If it were my spaghetti this is what I’d do: Inspect the box. If it seems to my eye dry inside, wipe it off and carry on. I would probably shake it a little to back up the visual with an aural assessment. If it sounds dry, all the better. If after that I really thought the noodles might be wet, I’d open the box and lay the spaghetti out in a mono or bilayer, let it sit over night, look at it next day. If it looks ok, put it in a plastic bag and call it done. If it still seems wet (which from your description of the events seems highly unlikely), do same again.

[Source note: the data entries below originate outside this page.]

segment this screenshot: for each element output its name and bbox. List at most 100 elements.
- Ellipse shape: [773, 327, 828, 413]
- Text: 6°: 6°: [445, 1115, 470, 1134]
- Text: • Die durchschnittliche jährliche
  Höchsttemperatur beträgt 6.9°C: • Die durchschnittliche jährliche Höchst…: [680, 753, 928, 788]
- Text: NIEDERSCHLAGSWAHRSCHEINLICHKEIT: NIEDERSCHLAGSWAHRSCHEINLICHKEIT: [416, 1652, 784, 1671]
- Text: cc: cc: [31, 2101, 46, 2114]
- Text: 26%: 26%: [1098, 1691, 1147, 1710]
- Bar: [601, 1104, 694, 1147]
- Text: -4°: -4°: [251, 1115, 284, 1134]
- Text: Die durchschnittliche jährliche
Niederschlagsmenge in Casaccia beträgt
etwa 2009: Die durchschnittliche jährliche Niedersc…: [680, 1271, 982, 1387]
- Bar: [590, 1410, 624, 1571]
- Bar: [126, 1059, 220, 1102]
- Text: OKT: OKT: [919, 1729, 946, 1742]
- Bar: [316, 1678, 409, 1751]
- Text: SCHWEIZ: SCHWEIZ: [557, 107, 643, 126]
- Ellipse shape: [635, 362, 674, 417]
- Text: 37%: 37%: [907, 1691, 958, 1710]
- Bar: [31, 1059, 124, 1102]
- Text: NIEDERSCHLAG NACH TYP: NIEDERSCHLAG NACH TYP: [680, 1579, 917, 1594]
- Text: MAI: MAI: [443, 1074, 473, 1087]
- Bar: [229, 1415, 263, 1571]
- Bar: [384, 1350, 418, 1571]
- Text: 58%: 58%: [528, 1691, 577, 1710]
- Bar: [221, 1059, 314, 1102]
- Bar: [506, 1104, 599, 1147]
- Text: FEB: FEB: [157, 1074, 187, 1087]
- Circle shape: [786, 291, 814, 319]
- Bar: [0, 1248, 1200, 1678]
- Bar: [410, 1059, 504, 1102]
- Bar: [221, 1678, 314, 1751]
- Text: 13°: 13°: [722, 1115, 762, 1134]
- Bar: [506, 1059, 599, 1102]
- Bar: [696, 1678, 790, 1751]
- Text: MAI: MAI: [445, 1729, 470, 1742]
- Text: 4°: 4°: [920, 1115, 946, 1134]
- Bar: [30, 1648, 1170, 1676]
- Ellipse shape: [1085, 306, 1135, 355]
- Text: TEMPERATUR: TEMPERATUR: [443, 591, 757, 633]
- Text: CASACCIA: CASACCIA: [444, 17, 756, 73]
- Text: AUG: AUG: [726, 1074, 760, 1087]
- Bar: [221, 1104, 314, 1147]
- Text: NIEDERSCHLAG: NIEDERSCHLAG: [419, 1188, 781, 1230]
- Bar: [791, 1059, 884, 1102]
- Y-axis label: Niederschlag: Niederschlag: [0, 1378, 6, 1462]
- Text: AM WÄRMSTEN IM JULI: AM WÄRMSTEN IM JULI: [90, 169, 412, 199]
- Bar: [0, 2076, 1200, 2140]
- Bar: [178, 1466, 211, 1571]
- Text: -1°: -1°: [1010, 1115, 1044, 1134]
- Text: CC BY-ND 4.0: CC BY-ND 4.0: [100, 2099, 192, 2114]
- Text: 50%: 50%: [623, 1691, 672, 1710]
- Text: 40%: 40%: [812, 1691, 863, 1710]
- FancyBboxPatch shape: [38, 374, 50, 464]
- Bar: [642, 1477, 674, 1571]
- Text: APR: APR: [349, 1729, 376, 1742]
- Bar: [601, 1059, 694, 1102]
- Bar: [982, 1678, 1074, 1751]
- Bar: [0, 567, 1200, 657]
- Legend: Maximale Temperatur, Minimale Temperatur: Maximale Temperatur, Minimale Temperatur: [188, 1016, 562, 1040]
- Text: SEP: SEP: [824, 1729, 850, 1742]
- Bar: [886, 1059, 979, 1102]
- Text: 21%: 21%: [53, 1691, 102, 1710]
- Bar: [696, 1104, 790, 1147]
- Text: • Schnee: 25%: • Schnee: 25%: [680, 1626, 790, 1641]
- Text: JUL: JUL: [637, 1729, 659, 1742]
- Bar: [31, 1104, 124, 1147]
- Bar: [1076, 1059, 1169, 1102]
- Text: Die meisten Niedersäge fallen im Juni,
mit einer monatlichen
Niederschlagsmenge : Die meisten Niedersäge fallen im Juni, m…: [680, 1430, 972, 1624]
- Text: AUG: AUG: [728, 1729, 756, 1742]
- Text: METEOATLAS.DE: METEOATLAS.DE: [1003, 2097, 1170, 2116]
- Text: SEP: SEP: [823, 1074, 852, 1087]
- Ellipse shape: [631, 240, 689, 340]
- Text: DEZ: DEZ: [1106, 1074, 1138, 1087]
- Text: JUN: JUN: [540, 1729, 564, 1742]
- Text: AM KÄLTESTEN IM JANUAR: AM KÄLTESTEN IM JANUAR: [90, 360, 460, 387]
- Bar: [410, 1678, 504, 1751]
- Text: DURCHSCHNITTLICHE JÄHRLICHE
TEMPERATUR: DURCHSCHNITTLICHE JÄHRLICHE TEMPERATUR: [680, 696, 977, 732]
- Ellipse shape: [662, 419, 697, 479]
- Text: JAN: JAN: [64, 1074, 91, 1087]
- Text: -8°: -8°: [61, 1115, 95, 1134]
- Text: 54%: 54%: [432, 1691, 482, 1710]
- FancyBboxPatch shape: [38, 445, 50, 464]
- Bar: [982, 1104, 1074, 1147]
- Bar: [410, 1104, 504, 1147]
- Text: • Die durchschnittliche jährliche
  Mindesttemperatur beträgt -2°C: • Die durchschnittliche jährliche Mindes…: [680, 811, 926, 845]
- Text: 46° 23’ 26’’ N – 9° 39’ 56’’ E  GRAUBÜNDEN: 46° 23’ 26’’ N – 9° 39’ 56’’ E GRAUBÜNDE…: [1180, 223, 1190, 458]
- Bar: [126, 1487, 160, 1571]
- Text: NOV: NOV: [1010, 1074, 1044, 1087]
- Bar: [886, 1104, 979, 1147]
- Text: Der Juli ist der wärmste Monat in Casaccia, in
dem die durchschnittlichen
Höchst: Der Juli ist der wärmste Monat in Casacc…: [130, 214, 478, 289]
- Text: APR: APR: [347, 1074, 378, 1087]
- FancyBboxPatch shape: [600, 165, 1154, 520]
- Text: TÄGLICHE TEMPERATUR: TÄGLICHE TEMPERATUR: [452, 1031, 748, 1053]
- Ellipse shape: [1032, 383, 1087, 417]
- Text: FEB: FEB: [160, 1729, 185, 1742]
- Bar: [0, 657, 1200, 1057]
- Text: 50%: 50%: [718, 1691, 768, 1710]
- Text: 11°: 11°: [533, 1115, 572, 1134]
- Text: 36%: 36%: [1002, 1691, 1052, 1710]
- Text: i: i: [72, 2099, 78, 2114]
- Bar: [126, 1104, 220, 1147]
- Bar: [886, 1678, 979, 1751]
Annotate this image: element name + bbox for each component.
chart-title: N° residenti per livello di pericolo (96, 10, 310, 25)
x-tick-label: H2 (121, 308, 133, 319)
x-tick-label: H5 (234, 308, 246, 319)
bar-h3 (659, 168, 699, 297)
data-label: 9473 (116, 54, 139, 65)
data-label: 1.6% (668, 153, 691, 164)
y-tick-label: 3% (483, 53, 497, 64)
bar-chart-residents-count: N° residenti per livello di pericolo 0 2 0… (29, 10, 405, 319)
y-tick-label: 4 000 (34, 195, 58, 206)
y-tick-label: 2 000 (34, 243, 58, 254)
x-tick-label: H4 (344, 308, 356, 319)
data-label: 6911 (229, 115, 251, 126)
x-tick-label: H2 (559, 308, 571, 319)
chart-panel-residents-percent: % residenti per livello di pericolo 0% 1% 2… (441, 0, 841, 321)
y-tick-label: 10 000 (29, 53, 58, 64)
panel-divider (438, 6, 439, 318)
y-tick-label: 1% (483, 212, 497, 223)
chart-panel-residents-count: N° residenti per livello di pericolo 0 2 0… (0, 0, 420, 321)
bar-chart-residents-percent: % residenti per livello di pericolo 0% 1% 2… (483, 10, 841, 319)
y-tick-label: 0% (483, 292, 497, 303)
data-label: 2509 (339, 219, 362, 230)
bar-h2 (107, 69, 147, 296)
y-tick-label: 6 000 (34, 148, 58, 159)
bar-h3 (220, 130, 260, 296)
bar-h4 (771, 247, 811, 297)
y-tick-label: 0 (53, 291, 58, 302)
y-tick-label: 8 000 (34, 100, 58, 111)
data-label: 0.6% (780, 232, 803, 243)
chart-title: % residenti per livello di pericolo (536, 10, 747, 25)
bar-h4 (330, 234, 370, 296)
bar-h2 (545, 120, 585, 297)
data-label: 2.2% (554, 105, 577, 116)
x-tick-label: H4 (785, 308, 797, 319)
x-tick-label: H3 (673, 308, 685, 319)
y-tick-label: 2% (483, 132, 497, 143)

What ever you decide, I wouldn’t throw it out. If you’re still dubious, at the very least keep it around for a while, then check it to see if it has spawned evil. If so (which it won’t), you could throw it out later. At least then you would be acting from a basis of empirical knowledge rather than irrational (again IMHO) fear.

For a measly $3, why take the risk?

Yes, you could put in some effort to confirm it safe - but why spend your time doing that?

In another thread, there was the question of how much you’d need to be paid to have sex with a stranger.
How much would you pay to avoid stomach problems?

$2.99 apparently

Fer crissake, the pasta will be boiled, rinsed and churned around in an acidic bath while it’s digested! If you are so risk adverse that you can’t stomach rolling the dice on such a negligibly non-negative (as in, I submit, asymptotically close to zero) risk of getting a tummy ache from some kind of super duper bad ass microbe that would make it through that, then I have to assume you never eat in a restaurant, or go near a street where a restaurant might be, because the odds of getting food poisoning from a restaurant and getting mowed over by a drunk driver on the same day are exponentially higher than getting sick from eating your momentarily possibly slightly rain-dampened spaghetti.

But, point taken, why spend time or effort trying to think about it rationally for a second, not even to mention doing anything to try to determine if your fears are justifiable? It’s much easier (more comforting?) to carry on in terror of boogeymen super bugs lurking on our dry pasta, the evil cousins of the autism-causing antigens that permeate our vaccines.

Superstition is where it’s at, so let ‘er buck.

You sound like fun

What, you’re not hungry? Push that plate over here.

I live on the edge.

So what did you decide to do? I’m curious.

You said in the OP “…if I’m worried about nothing I’d want to know that too”. I’ve tried to convince you that you’re worried about nothing, while others seem to think that you would be putting yourself at significant risk to eat the pasta.

Who did you go with? What about what they said convinced you? And why were you not convinced by what the other person/people said? Or put another way, what could the rejected opinion had said that would have convinced you it was the better one?

@ OP: If you didn’t boil the spaghetti and use it that very night/day, I’d say it’s not worth the mold risk. Just chuck it and buy new pasta. Just $3. You don’t want to run the aflatoxin risk.

Plus 1.

It would require a heavy soaking to wet that Spaghetti inside the box.

Leave the damp boxes out on the counter to dry overnight.

Throw them out if they aren’t completely dry the next morning.

If you’re really worried, open one box and confirm how deeply the moisture penetrated. Is there any water inside the box? You can tape it back up afterwards.

You sound like you lost the spelling bee in 4th grade due to a mistake your teacher made and never let it go.

I was never varry gud at speling. Thankfully, your OP and the issue being discussed has nothing to do with spelling. It’s more about “fighting ignorance”.

You were interested enough in what people would say to ask your question, and people obliged. I’m just curious to know what you decided, and why.